NEW HAVEN — A phosphate program to sequester iron and manganese in the Town of New Haven’s water system has been suggested by a Morgantown company, it was learned at the most recent town council meeting.
Present were Recorder Roberta Hysell, and council members Steve Carpenter, Grant Hysell, George Gibbs, Matt Shell and Roy Grimm.
The program was developed by Phoenix Solutions, after being contacted by the town’s engineering firm, Chapman Technical Group. The hope is that the phosphate solution will remedy the excess iron and manganese that is causing a brown discoloration in many residents’ water. Although the solution will not rid the water of the metals, it will collect and surround them, clearing the water.
The town recently completed an $8.2 million water upgrade project. It was suggested the high pressure pump to the new well stirred the metals that were laying in the bottom of the old well. A few residents reported at the meeting that their water had cleared slightly in the past few weeks.
The town is in the process of getting the necessary equipment and chemicals to begin the program, it was reported. The phosphate solution will be injected into the influent water line prior to the placement of the treatment chemicals. Following the initial purchase of the injector and injector pump, the process will cost the town approximately $9,300 annually.
A second possible solution to the brown water was the purchase and installation of a “green” filtration system. The estimated cost for the system was $1 million, plus the expense of keeping it running.
Roberta Hysell said the town has been advised by its attorney not to sign any additional drawdowns (payments) for the project.

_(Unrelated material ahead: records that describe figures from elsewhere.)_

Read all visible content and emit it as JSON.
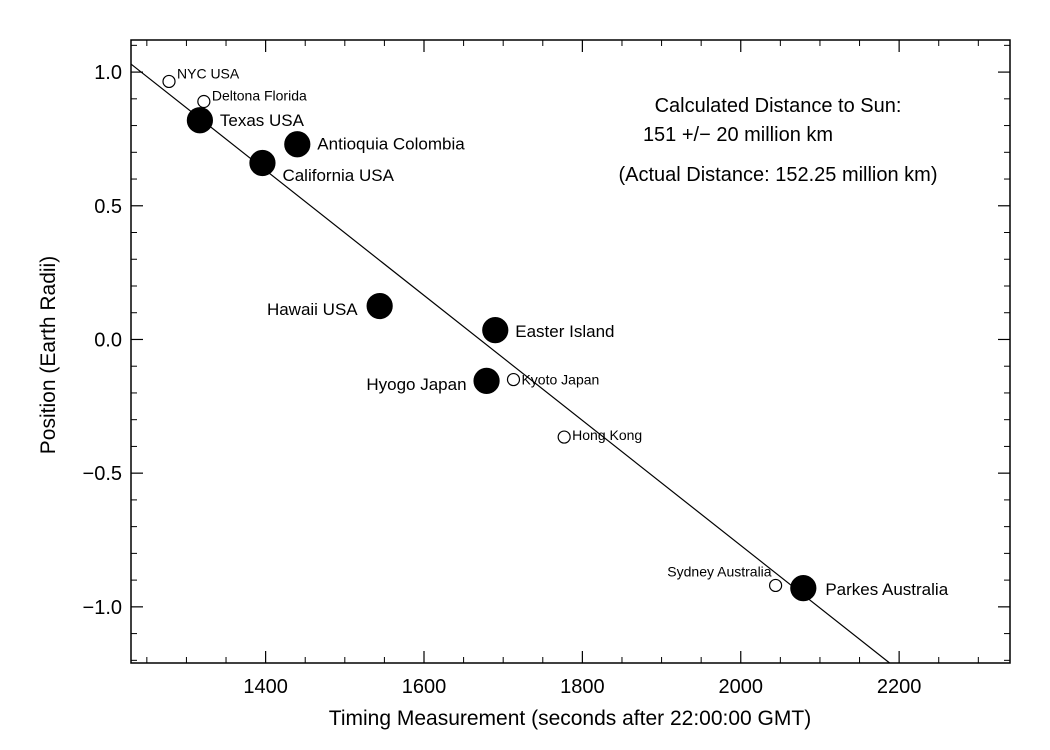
{
  "chart_data": {
    "type": "scatter",
    "xlabel": "Timing Measurement (seconds after 22:00:00 GMT)",
    "ylabel": "Position (Earth Radii)",
    "xlim": [
      1230,
      2340
    ],
    "ylim": [
      -1.21,
      1.12
    ],
    "x_ticks": [
      1400,
      1600,
      1800,
      2000,
      2200
    ],
    "x_tick_labels": [
      "1400",
      "1600",
      "1800",
      "2000",
      "2200"
    ],
    "y_ticks": [
      1.0,
      0.5,
      0.0,
      -0.5,
      -1.0
    ],
    "y_tick_labels": [
      "1.0",
      "0.5",
      "0.0",
      "−0.5",
      "−1.0"
    ],
    "grid": false,
    "fit_line": {
      "x": [
        1230,
        2188
      ],
      "y": [
        1.03,
        -1.21
      ]
    },
    "annotations": [
      "Calculated Distance to Sun:",
      "151 +/− 20 million km",
      "(Actual Distance: 152.25 million km)"
    ],
    "points": [
      {
        "label": "NYC USA",
        "x": 1278,
        "y": 0.965,
        "filled": false
      },
      {
        "label": "Deltona Florida",
        "x": 1322,
        "y": 0.89,
        "filled": false
      },
      {
        "label": "Texas USA",
        "x": 1317,
        "y": 0.82,
        "filled": true
      },
      {
        "label": "Antioquia Colombia",
        "x": 1440,
        "y": 0.73,
        "filled": true
      },
      {
        "label": "California USA",
        "x": 1396,
        "y": 0.66,
        "filled": true
      },
      {
        "label": "Hawaii USA",
        "x": 1544,
        "y": 0.125,
        "filled": true
      },
      {
        "label": "Easter Island",
        "x": 1690,
        "y": 0.035,
        "filled": true
      },
      {
        "label": "Hyogo Japan",
        "x": 1679,
        "y": -0.155,
        "filled": true
      },
      {
        "label": "Kyoto Japan",
        "x": 1713,
        "y": -0.15,
        "filled": false
      },
      {
        "label": "Hong Kong",
        "x": 1777,
        "y": -0.365,
        "filled": false
      },
      {
        "label": "Sydney Australia",
        "x": 2044,
        "y": -0.92,
        "filled": false
      },
      {
        "label": "Parkes Australia",
        "x": 2079,
        "y": -0.93,
        "filled": true
      }
    ]
  }
}
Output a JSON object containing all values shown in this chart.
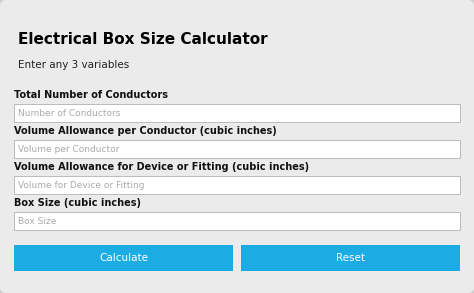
{
  "title": "Electrical Box Size Calculator",
  "subtitle": "Enter any 3 variables",
  "fields": [
    {
      "label": "Total Number of Conductors",
      "placeholder": "Number of Conductors"
    },
    {
      "label": "Volume Allowance per Conductor (cubic inches)",
      "placeholder": "Volume per Conductor"
    },
    {
      "label": "Volume Allowance for Device or Fitting (cubic inches)",
      "placeholder": "Volume for Device or Fitting"
    },
    {
      "label": "Box Size (cubic inches)",
      "placeholder": "Box Size"
    }
  ],
  "buttons": [
    {
      "text": "Calculate",
      "color": "#1AACE3"
    },
    {
      "text": "Reset",
      "color": "#1AACE3"
    }
  ],
  "bg_color": "#CCCCCC",
  "panel_bg": "#EBEBEB",
  "input_bg": "#FFFFFF",
  "input_border": "#BBBBBB",
  "label_color": "#111111",
  "placeholder_color": "#AAAAAA",
  "title_color": "#000000",
  "subtitle_color": "#222222",
  "button_text_color": "#FFFFFF",
  "title_fontsize": 11,
  "subtitle_fontsize": 7.5,
  "label_fontsize": 7,
  "placeholder_fontsize": 6.5,
  "button_fontsize": 7.5
}
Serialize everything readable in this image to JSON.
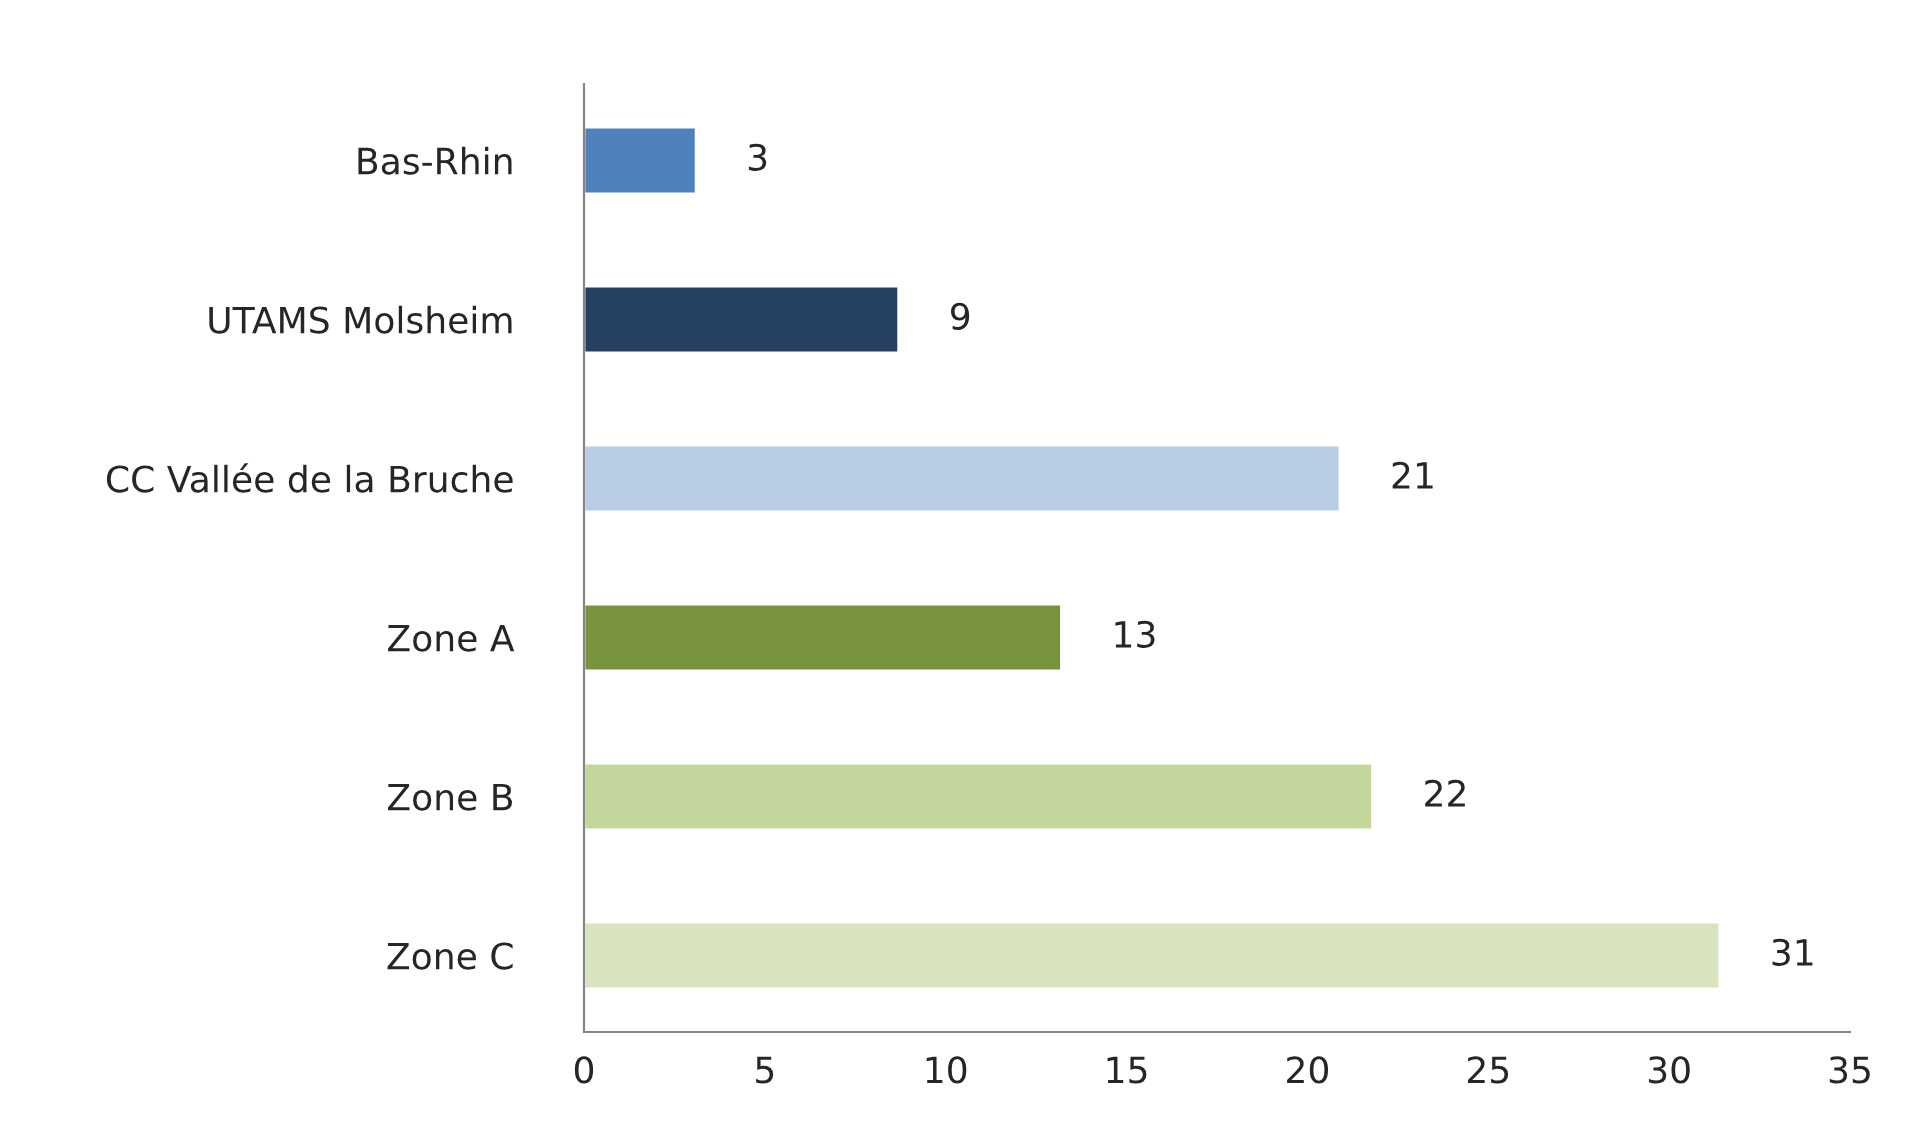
{
  "chart_data": {
    "type": "bar",
    "orientation": "horizontal",
    "categories": [
      "Bas-Rhin",
      "UTAMS Molsheim",
      "CC Vallée de la Bruche",
      "Zone A",
      "Zone B",
      "Zone C"
    ],
    "values": [
      3.1,
      8.7,
      20.9,
      13.2,
      21.8,
      31.4
    ],
    "value_labels": [
      "3",
      "9",
      "21",
      "13",
      "22",
      "31"
    ],
    "colors": [
      "#4f81bd",
      "#254061",
      "#b9cde5",
      "#77933c",
      "#c3d69b",
      "#d7e4bd"
    ],
    "xlim": [
      0,
      35
    ],
    "xticks": [
      0,
      5,
      10,
      15,
      20,
      25,
      30,
      35
    ],
    "grid": false,
    "legend": false
  }
}
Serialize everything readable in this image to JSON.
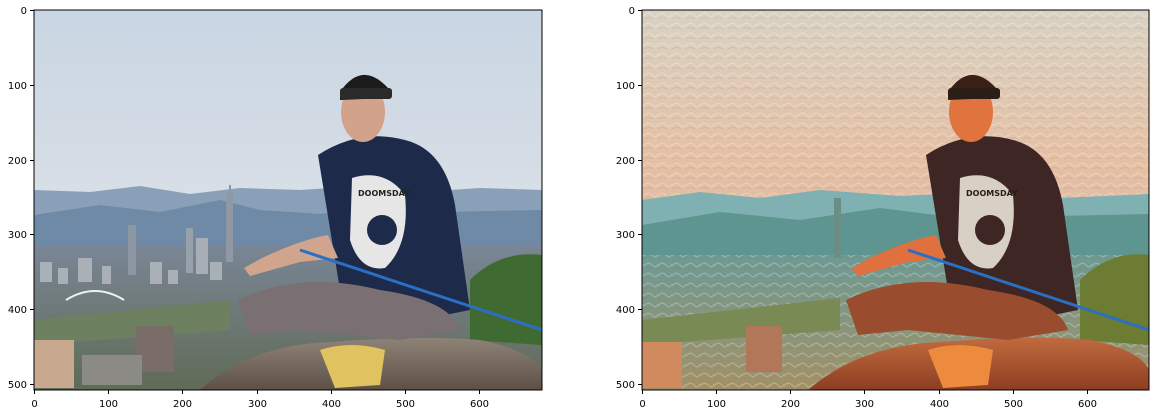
{
  "figure": {
    "panels": [
      {
        "name": "original-photo-panel",
        "image_label": "photo of a man sitting on a rock above a city skyline",
        "y_ticks": [
          "0",
          "100",
          "200",
          "300",
          "400",
          "500"
        ],
        "x_ticks": [
          "0",
          "100",
          "200",
          "300",
          "400",
          "500",
          "600"
        ],
        "shirt_text": "DOOMSDAY"
      },
      {
        "name": "stylized-photo-panel",
        "image_label": "style-transferred painting of the same photo",
        "y_ticks": [
          "0",
          "100",
          "200",
          "300",
          "400",
          "500"
        ],
        "x_ticks": [
          "0",
          "100",
          "200",
          "300",
          "400",
          "500",
          "600"
        ],
        "shirt_text": "DOOMSDAY"
      }
    ]
  }
}
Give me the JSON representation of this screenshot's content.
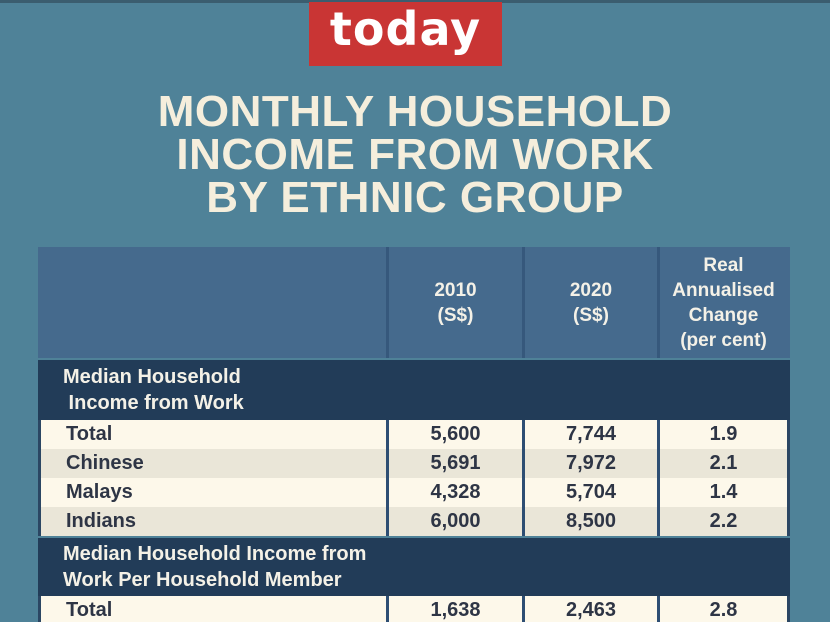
{
  "chart_data": {
    "type": "table",
    "title": "MONTHLY HOUSEHOLD INCOME FROM WORK BY ETHNIC GROUP",
    "columns": [
      "2010 (S$)",
      "2020 (S$)",
      "Real Annualised Change (per cent)"
    ],
    "sections": [
      {
        "heading": "Median Household Income from Work",
        "rows": [
          {
            "group": "Total",
            "income_2010": 5600,
            "income_2020": 7744,
            "real_annualised_change_pct": 1.9
          },
          {
            "group": "Chinese",
            "income_2010": 5691,
            "income_2020": 7972,
            "real_annualised_change_pct": 2.1
          },
          {
            "group": "Malays",
            "income_2010": 4328,
            "income_2020": 5704,
            "real_annualised_change_pct": 1.4
          },
          {
            "group": "Indians",
            "income_2010": 6000,
            "income_2020": 8500,
            "real_annualised_change_pct": 2.2
          }
        ]
      },
      {
        "heading": "Median Household Income from Work Per Household Member",
        "rows": [
          {
            "group": "Total",
            "income_2010": 1638,
            "income_2020": 2463,
            "real_annualised_change_pct": 2.8
          }
        ]
      }
    ]
  },
  "brand": {
    "logo_text": "today"
  },
  "title_lines": [
    "MONTHLY HOUSEHOLD",
    "INCOME FROM WORK",
    "BY ETHNIC GROUP"
  ],
  "table": {
    "header": {
      "col_group": "",
      "col_2010": "2010\n(S$)",
      "col_2020": "2020\n(S$)",
      "col_change": "Real\nAnnualised\nChange\n(per cent)"
    },
    "sections": [
      {
        "heading": "Median Household\n Income from Work",
        "rows": [
          {
            "label": "Total",
            "y2010": "5,600",
            "y2020": "7,744",
            "change": "1.9"
          },
          {
            "label": "Chinese",
            "y2010": "5,691",
            "y2020": "7,972",
            "change": "2.1"
          },
          {
            "label": "Malays",
            "y2010": "4,328",
            "y2020": "5,704",
            "change": "1.4"
          },
          {
            "label": "Indians",
            "y2010": "6,000",
            "y2020": "8,500",
            "change": "2.2"
          }
        ]
      },
      {
        "heading": "Median Household Income from\nWork Per Household Member",
        "rows": [
          {
            "label": "Total",
            "y2010": "1,638",
            "y2020": "2,463",
            "change": "2.8"
          }
        ]
      }
    ]
  },
  "colors": {
    "background_teal": "#4F8298",
    "brand_red": "#C93534",
    "header_blue": "#456A8D",
    "section_navy": "#223C58",
    "row_cream": "#FDF8EA",
    "row_beige": "#EAE6D8",
    "title_cream": "#F5EEDC",
    "data_text": "#2E3545"
  }
}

He also advised not to sign the substantial completion document which would start the warranty period.
In other action, the council:
Approved building permits for Amber Mossman for a roof, Carolyn Bird for a porch, and George Gibbs for exterior painting (Gibbs abstained from the vote);
Heard police concerns from resident Shawn King;
Heard a report from Shell that the town was found to have no wrongdoing by the West Virginia Ethics Commission in the handling of recent rental equipment;
Approved up to $1,000 to purchase cradles, stands and mounts for the police department’s new laptop computers, purchased through money from highway safety; and,
Heard concerns from resident Karen Hindel regarding the condition of a property whose owner is in a long-term care facility.
The town hall will be closed July 28 for the municipal election.